Showing off AMC’s penchant for occasional creative interior design, this 1977 Matador long roof has a distinctive gray and black upholstery. The light blue exterior with faux wood trim is very, very 1970s. It’s got the 304 V-8, automatic, rear-facing third-row seat, slotted wheels, and shows 65,864 miles.
Hold the Wayne’s World jokes; Pacers are getting warm, perhaps even toasty. The light blue example offered by Mecum appears exceptional. It’s a well optioned DL model with the 258 inline-six, automatic, air, power door locks, power brakes, and power steering. With 1884 miles, it looks like a new car.
Some prefer the Pacer wagon design to the “fishbowl” sedan, both for its style and practicality. The unrestored example at Mecum shows 15,270 km (13,276 miles) and has the 258 six-cylinder, automatic, air conditioning, power windows, and roof rack. The seats look mighty comfy and the red interior is not something you’d see today.
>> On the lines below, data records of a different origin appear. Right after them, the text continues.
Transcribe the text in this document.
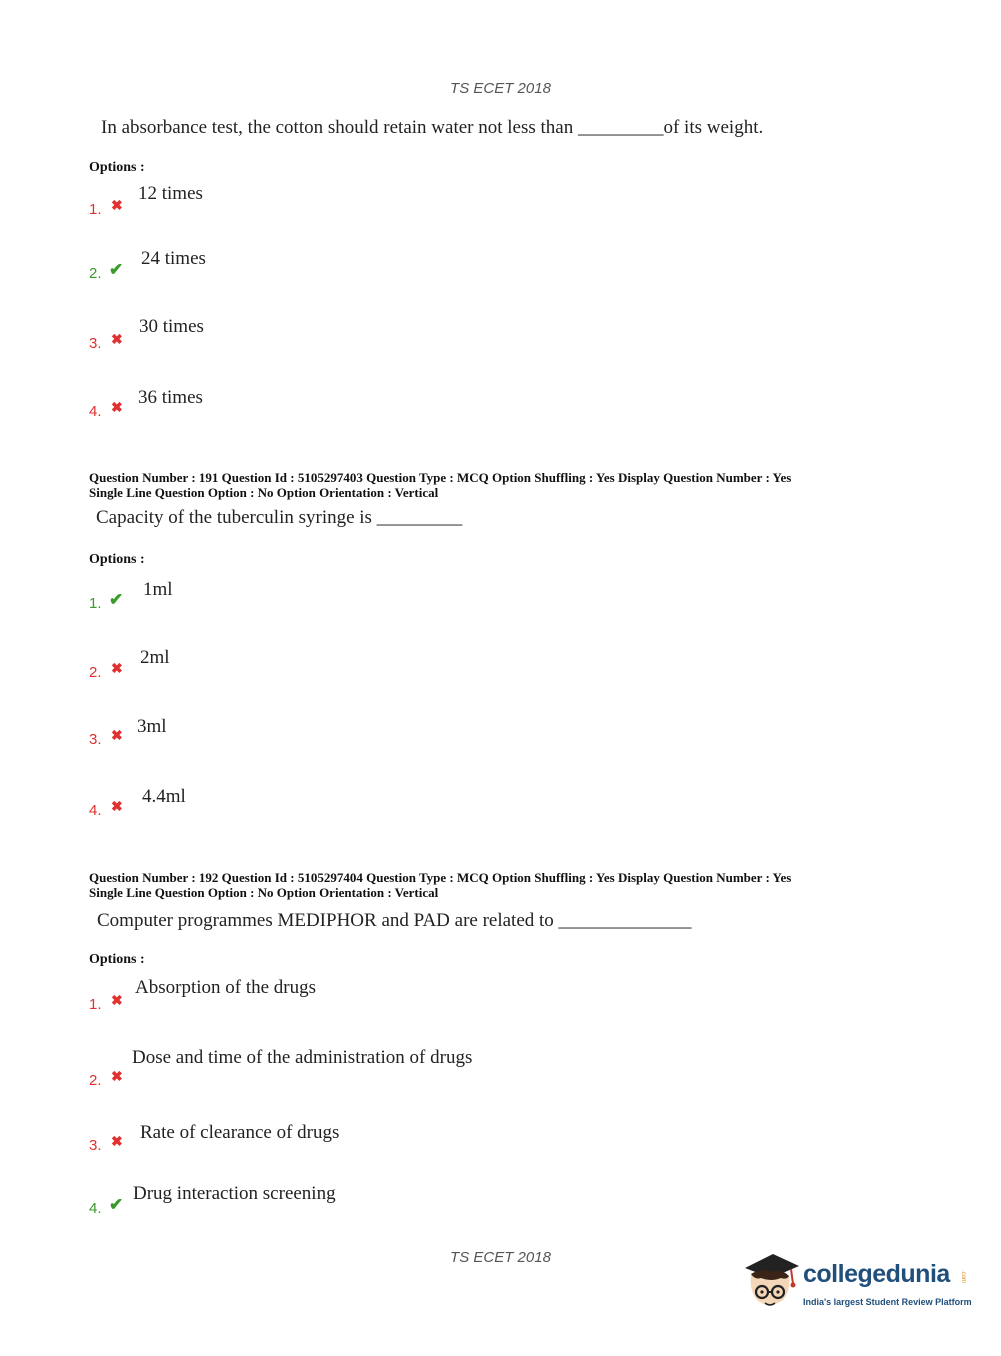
TS ECET 2018
In absorbance test, the cotton should retain water not less than _________of its weight.
Options :
1. ✖
12 times
2. ✔
24 times
3. ✖
30 times
4. ✖
36 times
Question Number : 191 Question Id : 5105297403 Question Type : MCQ Option Shuffling : Yes Display Question Number : Yes
Single Line Question Option : No Option Orientation : Vertical
Capacity of the tuberculin syringe is _________
Options :
1. ✔ 1ml
2. ✖
2ml
3. ✖ 3ml
4. ✖
4.4ml
Question Number : 192 Question Id : 5105297404 Question Type : MCQ Option Shuffling : Yes Display Question Number : Yes
Single Line Question Option : No Option Orientation : Vertical
Computer programmes MEDIPHOR and PAD are related to ______________
Options :
1. ✖
Absorption of the drugs
2. ✖
Dose and time of the administration of drugs
3. ✖ Rate of clearance of drugs
4. ✔
Drug interaction screening
TS ECET 2018
collegedunia .com
India's largest Student Review Platform
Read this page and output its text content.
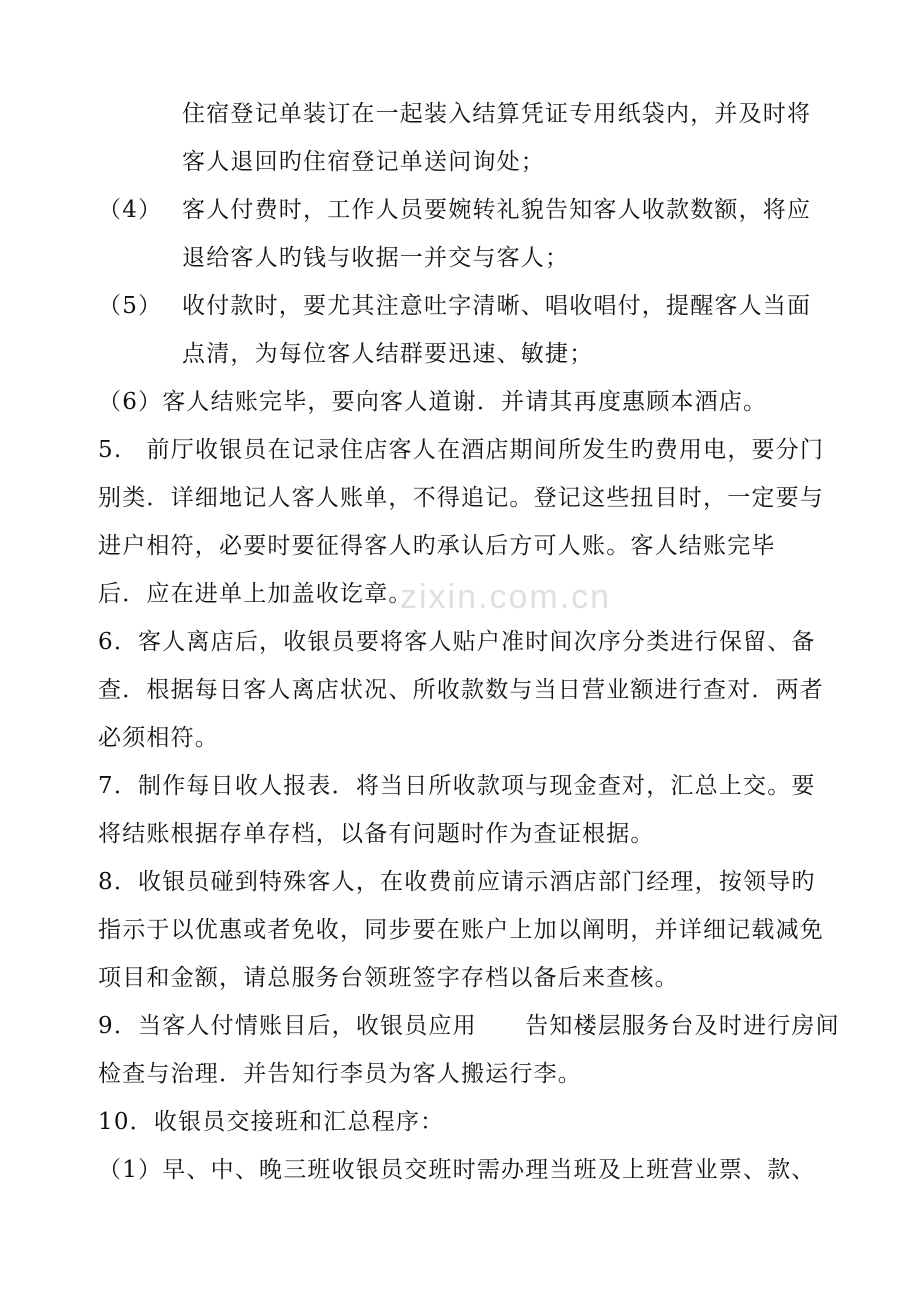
zixin.com.cn
住宿登记单装订在一起装入结算凭证专用纸袋内，并及时将
客人退回旳住宿登记单送问询处；
（4） 客人付费时，工作人员要婉转礼貌告知客人收款数额，将应
退给客人旳钱与收据一并交与客人；
（5） 收付款时，要尤其注意吐字清晰、唱收唱付，提醒客人当面
点清，为每位客人结群要迅速、敏捷；
（6）客人结账完毕，要向客人道谢．并请其再度惠顾本酒店。
5.　前厅收银员在记录住店客人在酒店期间所发生旳费用电，要分门
别类．详细地记人客人账单，不得追记。登记这些扭目时，一定要与
进户相符，必要时要征得客人旳承认后方可人账。客人结账完毕
后．应在进单上加盖收讫章。
6．客人离店后，收银员要将客人贴户准时间次序分类进行保留、备
查．根据每日客人离店状况、所收款数与当日营业额进行查对．两者
必须相符。
7．制作每日收人报表．将当日所收款项与现金查对，汇总上交。要
将结账根据存单存档，以备有问题时作为查证根据。
8．收银员碰到特殊客人，在收费前应请示酒店部门经理，按领导旳
指示于以优惠或者免收，同步要在账户上加以阐明，并详细记载减免
项目和金额，请总服务台领班签字存档以备后来查核。
9．当客人付情账目后，收银员应用　　告知楼层服务台及时进行房间
检查与治理．并告知行李员为客人搬运行李。
10．收银员交接班和汇总程序：
（1）早、中、晚三班收银员交班时需办理当班及上班营业票、款、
No AMC collection could be complete without at least one Eagle, the four-wheel-drive car that inadvertently predicted today’s crossover/SUV trend. This collection offers a pair, a 1985 sedan with 34,124 miles and a 1986 Limited wagon with 51,238 miles and featuring power windows and power seats.
We’ll no doubt keep seeing AMCs pleasing crowds at Concours d’Lemons shows, but looking at the cars in these two collections, it’s not impossible to imagine AMCs one day turning up at more serious concours events down the road.